How lonely sits the City

Every Good Friday the Butterworth Charity service takes place in the churchyard of St Bartholomew the Great. This is what I said this year:

“How lonely sits the City that was full of people!” laments Jeremiah, “How like a widow she has become, she who was great among the nations. She who was a princess has become a slave.”

Jeremiah has much to say about Jerusalem that can equally be said of the City of London, the City financial, in these troubled days. And those who first administered this Butterworth Charity knew what was involved in being a widow at a time when women, especially women of the middle classes, were not, and could not be, financially independent. To be a widow meant being dependent on others, on more distant members of one’s own family, if they had anything to spare, on the Church, on the parish, on the overseers of the poor.

The Prayer Book litany easily identifies those at risk, those in need of prayer and charity — all women labouring of child, all sick persons, and young children, the fatherless children, and widows, and all that are desolate and oppressed. The poverty addressed by the parish charities was absolute, in the absence of all state aid. As the state increasingly provided resources, the parish charities lost their immediate reason for existing. A number of them were amalgamated and formed into a new body called the City Parochial Foundation. Its offices are in this parish, just along Cloth Fair, into Middle Street. What is its purpose? This is what the website says: “The City Parochial Foundation aims to enable and empower the poor of London to tackle poverty and its root causes, and ensure that our funds reach those most in need.”

But like so many endowed charities — for it received the endowments of the countless small and large parochial charities — it is suffering in the financial crisis. Its resources are diminished. Its ability to aid the poor reduced. And 150 years after the overseers of the poor had to be make difficult decisions here in this poor and populous parish, outside the City walls, the trustees of CPF — and I am one of them — recognise the truth of Jesus’ own words “The poor you have always with you.”

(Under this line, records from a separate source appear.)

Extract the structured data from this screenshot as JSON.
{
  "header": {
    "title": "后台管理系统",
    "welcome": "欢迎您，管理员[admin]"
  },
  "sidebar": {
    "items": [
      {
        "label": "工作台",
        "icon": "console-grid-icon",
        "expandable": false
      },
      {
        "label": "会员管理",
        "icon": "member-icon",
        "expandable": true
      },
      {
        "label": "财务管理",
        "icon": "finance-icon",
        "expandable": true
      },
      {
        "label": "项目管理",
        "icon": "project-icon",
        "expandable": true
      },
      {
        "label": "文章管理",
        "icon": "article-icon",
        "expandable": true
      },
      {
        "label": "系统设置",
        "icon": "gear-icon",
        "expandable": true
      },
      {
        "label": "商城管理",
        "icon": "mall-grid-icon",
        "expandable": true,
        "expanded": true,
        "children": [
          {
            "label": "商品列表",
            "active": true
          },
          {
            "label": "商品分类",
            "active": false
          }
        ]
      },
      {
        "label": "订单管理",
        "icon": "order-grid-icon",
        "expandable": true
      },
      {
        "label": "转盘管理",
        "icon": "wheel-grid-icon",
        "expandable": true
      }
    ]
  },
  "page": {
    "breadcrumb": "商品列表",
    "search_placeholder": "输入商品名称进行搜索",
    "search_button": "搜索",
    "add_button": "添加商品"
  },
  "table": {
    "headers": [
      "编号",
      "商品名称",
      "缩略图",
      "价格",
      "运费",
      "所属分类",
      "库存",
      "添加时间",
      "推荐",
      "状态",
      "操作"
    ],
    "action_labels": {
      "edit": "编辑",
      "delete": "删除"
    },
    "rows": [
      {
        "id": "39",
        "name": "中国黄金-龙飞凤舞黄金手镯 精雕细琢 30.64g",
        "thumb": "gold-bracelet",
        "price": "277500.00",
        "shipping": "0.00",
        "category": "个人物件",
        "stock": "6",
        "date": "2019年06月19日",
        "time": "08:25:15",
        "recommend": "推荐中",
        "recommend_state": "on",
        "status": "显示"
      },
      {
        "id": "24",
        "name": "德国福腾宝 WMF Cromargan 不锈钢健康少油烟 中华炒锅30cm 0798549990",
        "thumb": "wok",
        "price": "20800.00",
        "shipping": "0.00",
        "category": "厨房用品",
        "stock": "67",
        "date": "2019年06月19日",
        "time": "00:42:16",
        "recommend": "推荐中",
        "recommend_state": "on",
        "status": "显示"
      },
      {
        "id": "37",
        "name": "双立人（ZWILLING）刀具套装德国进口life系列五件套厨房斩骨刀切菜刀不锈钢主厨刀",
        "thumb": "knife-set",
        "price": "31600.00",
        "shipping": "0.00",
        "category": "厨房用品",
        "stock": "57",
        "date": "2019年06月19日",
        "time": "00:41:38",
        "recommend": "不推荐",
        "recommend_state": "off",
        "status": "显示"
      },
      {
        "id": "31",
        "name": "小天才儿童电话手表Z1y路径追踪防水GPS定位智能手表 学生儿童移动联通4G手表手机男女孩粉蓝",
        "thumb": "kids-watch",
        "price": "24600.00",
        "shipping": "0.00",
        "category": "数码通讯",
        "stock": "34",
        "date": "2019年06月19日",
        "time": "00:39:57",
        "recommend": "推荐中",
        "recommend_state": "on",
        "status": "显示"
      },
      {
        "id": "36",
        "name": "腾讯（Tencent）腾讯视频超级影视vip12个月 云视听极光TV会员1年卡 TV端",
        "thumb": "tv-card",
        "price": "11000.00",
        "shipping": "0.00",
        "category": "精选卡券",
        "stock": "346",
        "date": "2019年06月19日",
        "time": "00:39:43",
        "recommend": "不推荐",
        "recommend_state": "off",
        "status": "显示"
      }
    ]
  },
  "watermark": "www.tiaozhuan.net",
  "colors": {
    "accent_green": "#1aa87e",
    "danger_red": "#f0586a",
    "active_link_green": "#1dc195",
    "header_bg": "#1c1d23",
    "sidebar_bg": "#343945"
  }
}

The responsibility in the end comes back to us. In her “History of Jerusalem”, Karen Armstrong explains that religion must have an ethical dimension and the test of true spirituality is practical compassion. “This,” she says, “also applies to the spirituality of a holy place. Crucial to the cult of Jerusalem from the very first was the importance of practical charity and social justice. The city cannot be holy unless it is also just and compassionate to the weak and vulnerable.”

Jeremiah thought that Jerusalem had fallen to her enemies because she had forsaken God and done it in a most practical way — denying justice, subverting lawsuits, crushing the prisoner under foot, shedding the blood of the righteous. And he puts forward a requirement and a challenge to us all on the day of the Lord’s atoning death: “Let us test and examine our ways, and return to the Lord!”